DIARE
A. DEFINISI
Diare atau penyakit diare (Diarrheal disease) berasal dari bahasa Yunani
yaitu diarroi yang berarti mengalir terus, merupakan keadaan abnormal dari
pengeluaran tinja yang terlalu frekuen.
Diare adalah buang air besar dalam bentuk cairan lebih dari tiga kali
dalam satu hari dan biasanya berlangsung selama dua hari atau lebih. Orang
yang mengalami diare akan kehilangan cairan tubuh sehingga menyebabkan
dehidrasi tubuh. Hal ini membuat tubuh tidak dapat berfungsi dengan baik
dan dapat membahayakan jiwa, khususnya pada anak dan orang tua.
Menurut World Health Organization (WHO), penyakit diare adalah suatu
penyakit yang ditandai dengan perubahan bentuk dan konsistensi tinja yang
lembek sampai mencair dan bertambahnya frekuensi buang air besar yang
lebih dari biasa, yaitu 3 kali atau lebih dalam sehari yang mungkin dapat
disertai dengan muntah atau tinja yang berdarah.

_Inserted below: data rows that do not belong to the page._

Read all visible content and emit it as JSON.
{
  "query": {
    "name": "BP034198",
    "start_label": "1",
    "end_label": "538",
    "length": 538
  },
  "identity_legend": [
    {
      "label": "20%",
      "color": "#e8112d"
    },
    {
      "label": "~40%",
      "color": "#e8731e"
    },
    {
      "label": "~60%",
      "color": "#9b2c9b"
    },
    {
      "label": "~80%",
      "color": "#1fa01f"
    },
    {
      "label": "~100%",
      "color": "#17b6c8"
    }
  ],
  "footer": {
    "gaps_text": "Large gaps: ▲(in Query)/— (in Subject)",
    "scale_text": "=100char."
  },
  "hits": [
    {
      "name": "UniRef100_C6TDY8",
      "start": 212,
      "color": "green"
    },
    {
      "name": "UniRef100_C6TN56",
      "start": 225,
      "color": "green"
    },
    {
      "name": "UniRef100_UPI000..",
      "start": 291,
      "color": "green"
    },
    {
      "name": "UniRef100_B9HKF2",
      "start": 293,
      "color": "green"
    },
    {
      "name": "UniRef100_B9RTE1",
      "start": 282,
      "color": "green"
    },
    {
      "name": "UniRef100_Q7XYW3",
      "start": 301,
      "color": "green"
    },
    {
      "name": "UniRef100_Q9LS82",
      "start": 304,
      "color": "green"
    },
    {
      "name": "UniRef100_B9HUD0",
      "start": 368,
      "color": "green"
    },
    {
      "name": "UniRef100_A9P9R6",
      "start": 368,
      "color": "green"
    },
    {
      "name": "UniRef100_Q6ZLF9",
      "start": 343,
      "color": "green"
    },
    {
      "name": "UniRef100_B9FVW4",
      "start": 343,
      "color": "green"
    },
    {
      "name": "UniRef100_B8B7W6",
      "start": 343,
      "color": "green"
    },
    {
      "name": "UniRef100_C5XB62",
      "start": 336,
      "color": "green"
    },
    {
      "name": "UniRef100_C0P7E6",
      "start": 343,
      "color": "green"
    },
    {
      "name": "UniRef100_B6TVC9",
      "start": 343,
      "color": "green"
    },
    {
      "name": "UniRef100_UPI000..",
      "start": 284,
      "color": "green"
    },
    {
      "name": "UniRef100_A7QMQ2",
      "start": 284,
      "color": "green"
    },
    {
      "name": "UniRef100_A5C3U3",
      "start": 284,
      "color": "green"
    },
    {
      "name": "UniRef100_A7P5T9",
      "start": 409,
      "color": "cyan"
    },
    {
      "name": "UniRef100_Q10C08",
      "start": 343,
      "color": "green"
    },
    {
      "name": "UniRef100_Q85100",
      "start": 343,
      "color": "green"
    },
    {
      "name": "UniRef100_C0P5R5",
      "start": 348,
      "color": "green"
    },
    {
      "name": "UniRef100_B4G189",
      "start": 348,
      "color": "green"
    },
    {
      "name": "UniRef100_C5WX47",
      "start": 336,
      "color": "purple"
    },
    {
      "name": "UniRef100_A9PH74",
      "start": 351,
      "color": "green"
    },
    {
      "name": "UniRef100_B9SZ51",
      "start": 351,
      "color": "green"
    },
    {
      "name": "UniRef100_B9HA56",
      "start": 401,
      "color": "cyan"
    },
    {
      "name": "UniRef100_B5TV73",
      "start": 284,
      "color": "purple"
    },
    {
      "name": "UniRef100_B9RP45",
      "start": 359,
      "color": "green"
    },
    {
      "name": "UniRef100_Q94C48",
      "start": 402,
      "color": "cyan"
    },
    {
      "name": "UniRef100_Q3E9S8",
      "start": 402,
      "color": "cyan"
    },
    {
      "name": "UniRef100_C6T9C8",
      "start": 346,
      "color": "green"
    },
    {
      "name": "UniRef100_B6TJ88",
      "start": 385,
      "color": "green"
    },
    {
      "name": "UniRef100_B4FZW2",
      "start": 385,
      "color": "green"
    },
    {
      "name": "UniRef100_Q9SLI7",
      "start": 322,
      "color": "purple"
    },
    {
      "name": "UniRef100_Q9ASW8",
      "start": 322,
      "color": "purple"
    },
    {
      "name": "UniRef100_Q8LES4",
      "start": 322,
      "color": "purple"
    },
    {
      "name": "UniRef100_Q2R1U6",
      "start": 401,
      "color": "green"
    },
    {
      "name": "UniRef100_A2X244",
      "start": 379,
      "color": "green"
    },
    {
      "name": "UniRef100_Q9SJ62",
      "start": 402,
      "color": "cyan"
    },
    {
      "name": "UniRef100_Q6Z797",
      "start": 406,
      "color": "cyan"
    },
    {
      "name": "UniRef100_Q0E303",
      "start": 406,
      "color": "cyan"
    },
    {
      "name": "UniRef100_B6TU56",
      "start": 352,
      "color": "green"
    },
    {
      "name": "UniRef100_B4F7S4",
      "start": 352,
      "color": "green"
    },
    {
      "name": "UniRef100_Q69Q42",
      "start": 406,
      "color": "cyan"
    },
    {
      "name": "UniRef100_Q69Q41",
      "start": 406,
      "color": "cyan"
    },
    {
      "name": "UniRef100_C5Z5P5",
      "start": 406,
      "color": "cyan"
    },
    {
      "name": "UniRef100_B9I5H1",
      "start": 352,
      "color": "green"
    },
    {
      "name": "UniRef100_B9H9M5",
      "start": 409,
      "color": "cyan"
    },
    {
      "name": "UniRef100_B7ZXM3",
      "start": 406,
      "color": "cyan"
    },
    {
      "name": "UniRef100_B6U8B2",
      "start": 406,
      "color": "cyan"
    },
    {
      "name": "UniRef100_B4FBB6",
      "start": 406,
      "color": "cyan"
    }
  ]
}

Penyakit ini paling sering
dijumpai pada anak balita, terutama pada 3 tahun pertama kehidupan, dimana
seorang anak bisa mengalami 1-3 episode diare berat.
B. KLASIFIKASI
1. Menurut Simadibrata (2006), diare dapat diklasifikasikan berdasarkan :
a. Lama waktu diare
- Diare akut, yaitu diare yang berlangsung kurang dari 15 hari.
Sedangkan menurut World Gastroenterology Organization Global
Guidelines (2005) diare akut didefinisikan sebagai pasase tinja
yang cair atau lembek dengan jumlah lebih banyak dari normal,
berlangsung kurang dari 14 hari. Diare akut biasanya sembuh
sendiri, lamanya sakit kurang dari 14 hari, dan akan mereda tanpa
terapi yang spesifik jika dehidrasi tidak terjadi (Wong, 2009).
- Diare kronik adalah diare yang berlangsung lebih dari 15 hari.
b. Mekanisme patofisiologik
- Osmolalitas intraluminal yang meninggi, disebut diare sekretorik.
- Sekresi cairan dan elektrolit meninggi.
- Malabsorbsi asam empedu.
- Efek sistem pertukaran anion atau transport elektrolit aktif di
enterosit.
- Motilitas dan waktu transport usus abnormal.
c. Penyakit infektif atau non-infektif.
d. Penyakit organik atau fungsional.
C. ETIOLOGI
1. Penyebab diare Yaitu: (Tantivanich, 2002; Sirivichayakul, 2002;
Pitisuttithum, 2002)
a. Virus :
Merupakan penyebab diare akut terbanyak pada anak (70 80%).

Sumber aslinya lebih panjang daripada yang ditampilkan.